Sheldon could not conceal the shock her words gave him.

“You don’t mean that, you know,” he pleaded.

“I do; I really do. I am sick and tired of this protection dodge. Don’t forget for a moment that I am perfectly able to take care of myself. Besides, I have eight of the best protectors in the world – my sailors.”

“You should have lived a thousand years ago,” he laughed, “or a thousand years hence. You are very primitive, and equally super-modern. The twentieth century is no place for you.”

“But the Solomon Islands are. You were living like a savage when I came along and found you – eating nothing but tinned meat and scones that would have ruined the digestion of a camel. Anyway, I’ve remedied that; and since we are to be partners, it will stay remedied. You won’t die of malnutrition, be sure of that.”

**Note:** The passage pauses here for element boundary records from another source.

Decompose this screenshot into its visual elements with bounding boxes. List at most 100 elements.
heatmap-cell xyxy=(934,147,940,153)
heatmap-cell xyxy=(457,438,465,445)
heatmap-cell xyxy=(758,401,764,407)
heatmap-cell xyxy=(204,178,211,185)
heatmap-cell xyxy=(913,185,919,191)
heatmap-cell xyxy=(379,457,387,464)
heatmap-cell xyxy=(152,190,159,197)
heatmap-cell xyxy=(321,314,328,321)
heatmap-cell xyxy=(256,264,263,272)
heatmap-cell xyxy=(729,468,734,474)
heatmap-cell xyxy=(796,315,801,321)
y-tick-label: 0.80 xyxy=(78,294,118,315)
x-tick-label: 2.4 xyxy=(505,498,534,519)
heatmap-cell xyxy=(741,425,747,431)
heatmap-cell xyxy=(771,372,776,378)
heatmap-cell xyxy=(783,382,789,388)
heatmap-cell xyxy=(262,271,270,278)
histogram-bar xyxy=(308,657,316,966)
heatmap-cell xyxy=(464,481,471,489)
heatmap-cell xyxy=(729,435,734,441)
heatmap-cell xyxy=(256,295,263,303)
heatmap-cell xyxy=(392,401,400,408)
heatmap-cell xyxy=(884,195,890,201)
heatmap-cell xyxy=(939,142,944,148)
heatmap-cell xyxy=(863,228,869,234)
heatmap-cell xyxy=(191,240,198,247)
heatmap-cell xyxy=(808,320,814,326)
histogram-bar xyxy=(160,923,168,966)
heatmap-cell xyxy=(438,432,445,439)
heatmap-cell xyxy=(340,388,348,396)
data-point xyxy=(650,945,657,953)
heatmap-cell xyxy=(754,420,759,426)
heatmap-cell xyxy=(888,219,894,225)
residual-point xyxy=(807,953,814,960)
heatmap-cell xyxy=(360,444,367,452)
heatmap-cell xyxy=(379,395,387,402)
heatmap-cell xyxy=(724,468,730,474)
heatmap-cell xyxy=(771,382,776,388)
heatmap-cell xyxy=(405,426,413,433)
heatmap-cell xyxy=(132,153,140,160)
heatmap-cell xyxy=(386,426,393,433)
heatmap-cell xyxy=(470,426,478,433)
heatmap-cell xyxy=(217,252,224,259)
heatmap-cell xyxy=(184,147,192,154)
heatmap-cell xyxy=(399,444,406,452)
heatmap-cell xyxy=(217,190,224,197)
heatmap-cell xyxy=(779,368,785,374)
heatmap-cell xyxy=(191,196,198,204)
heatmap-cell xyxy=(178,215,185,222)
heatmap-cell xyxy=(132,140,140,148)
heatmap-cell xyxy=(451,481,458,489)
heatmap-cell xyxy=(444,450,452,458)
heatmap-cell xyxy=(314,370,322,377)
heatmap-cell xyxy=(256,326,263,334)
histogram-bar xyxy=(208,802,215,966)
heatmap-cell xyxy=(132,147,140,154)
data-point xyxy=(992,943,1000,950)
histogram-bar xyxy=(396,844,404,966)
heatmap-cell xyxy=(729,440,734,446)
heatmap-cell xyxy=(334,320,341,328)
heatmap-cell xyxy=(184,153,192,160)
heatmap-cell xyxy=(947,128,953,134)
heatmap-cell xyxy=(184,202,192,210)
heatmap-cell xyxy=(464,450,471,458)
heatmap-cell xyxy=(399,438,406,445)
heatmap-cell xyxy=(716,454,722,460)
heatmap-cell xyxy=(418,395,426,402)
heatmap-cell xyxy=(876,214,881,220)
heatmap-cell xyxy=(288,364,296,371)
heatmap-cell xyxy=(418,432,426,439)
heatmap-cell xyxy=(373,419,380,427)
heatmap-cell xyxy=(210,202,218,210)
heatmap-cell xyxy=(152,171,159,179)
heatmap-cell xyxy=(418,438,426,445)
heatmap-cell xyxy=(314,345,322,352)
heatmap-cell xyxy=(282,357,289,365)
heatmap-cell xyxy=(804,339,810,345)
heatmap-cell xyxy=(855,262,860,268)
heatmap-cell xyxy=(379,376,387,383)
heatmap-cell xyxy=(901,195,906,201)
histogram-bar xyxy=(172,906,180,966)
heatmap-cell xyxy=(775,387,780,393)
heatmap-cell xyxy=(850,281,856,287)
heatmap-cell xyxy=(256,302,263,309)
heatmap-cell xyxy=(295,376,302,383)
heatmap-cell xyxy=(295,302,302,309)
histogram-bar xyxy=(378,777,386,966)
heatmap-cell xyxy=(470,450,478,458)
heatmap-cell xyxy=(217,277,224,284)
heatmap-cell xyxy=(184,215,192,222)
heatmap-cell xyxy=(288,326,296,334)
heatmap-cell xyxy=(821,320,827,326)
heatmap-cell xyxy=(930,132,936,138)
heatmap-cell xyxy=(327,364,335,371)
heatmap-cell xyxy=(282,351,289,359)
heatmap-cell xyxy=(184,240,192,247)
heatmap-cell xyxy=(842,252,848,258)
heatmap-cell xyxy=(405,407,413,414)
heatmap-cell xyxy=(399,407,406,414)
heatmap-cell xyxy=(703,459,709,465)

“If we enter into partnership,” he announced, “it must be thoroughly understood that you are not allowed to run the schooner. You can go down to Sydney and buy her, but a skipper we must have – ”

“At so much additional expense, and most likely a whisky-drinking, irresponsible, and incapable man to boot. Besides, I’d have the business more at heart than any man we could hire. As for capability, I tell you I can sail all around the average broken captain or promoted able seaman you find in the South Seas. And you know I am a navigator.”

 

“But being my partner,” he said coolly, “makes you none the less a lady.”

“Thank you for telling me that my contemplated conduct is unladylike.”

She arose, tears of anger and mortification in her eyes, and went over to the phonograph.

“I wonder if all men are as ridiculous as you?” she said.

He shrugged his shoulders and smiled. Discussion was useless – he had learned that; and he was resolved to keep his temper. And before the day was out she capitulated. She was to go to Sydney on the first steamer, purchase the schooner, and sail back with an island skipper on board. And then she inveigled Sheldon into agreeing that she could take occasional cruises in the islands, though he was adamant when it came to a recruiting trip on Malaita. That was the one thing barred.

And after it was all over, and a terse and business-like agreement (by her urging) drawn up and signed, Sheldon paced up and down for a full hour, meditating upon how many different kinds of a fool he had made of himself. It was an impossible situation, and yet no more impossible than the previous one, and no more impossible than the one that would have obtained had she gone off on her own and bought Pari-Sulay. He had never seen a more independent woman who stood more in need of a protector than this boy-minded girl who had landed on his beach with eight picturesque savages, a long-barrelled revolver, a bag of gold, and a gaudy merchandise of imagined romance and adventure.

He had never read of anything to compare with it. The fictionists, as usual, were exceeded by fact. The whole thing was too preposterous to be true. He gnawed his moustache and smoked cigarette after cigarette. Satan, back from a prowl around the compound, ran up to him and touched his hand with a cold, damp nose. Sheldon caressed the animal’s ears, then threw himself into a chair and laughed heartily. What would the Commissioner of the Solomons think? What would his people at home think? And in the one breath he was glad that the partnership had been effected and sorry that Joan Lackland had ever come to the Solomons. Then he went inside and looked at himself in a hand-mirror. He studied the reflection long and thoughtfully and wonderingly.